Collectively, these data suggest that leptin and TNF-a  are hormones normally involved in physiological mechanisms regulating BW. However, once obesity is established, both hormones display deleterious effects on glucose homeostasis, blood pressure, and immunity.

Regarding the relation between leptin and the pathological regulation of BW, investigators are particularly attentive in describing subjects with abnormal or atypical correlations between leptin and the physiological variables that are relevant for BW regulation. It is thus of considerable scientific interest to find people in whom serum leptin levels do not correlate positively with BMI, with percentage of body fat, and with basal insulin levels or in whom changes in BW do not induce the expected changes in leptin levels. For example, subjects with hyperthyroidism or bulimia display lower leptin levels than would be expected for their BMI (28,29).

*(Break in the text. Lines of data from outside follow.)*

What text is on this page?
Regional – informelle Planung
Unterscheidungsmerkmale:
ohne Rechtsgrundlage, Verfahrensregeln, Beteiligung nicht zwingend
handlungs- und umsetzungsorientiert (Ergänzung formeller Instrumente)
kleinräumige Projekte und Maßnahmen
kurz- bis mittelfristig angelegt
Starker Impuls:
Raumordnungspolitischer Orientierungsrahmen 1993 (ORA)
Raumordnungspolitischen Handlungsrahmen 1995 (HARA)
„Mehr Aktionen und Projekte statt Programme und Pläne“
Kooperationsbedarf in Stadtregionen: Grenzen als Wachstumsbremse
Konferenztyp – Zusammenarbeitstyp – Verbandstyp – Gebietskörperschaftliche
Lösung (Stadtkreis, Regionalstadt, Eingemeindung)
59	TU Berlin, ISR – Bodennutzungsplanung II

The initial conceptualization of the role of leptin in human physiology has evolved. It is now acknowledged that the peptide may be involved in numerous regulatory systems close or distal to signalling the body-fat size, such as the systems regulating nutrient availability, reproduction, hematopoiesis, the immune system, and the function of the adrenal and thyroid axis, among others (10). Initially, it also seemed implicit that the elevated leptin levels observed in cases of obesity were innocuous. This assumption has also been challenged, and converging evidence points to a role for leptin in the development of myocardial infarction (30), hypertension (31), insulin resistance (10), and prostatic cancer (32).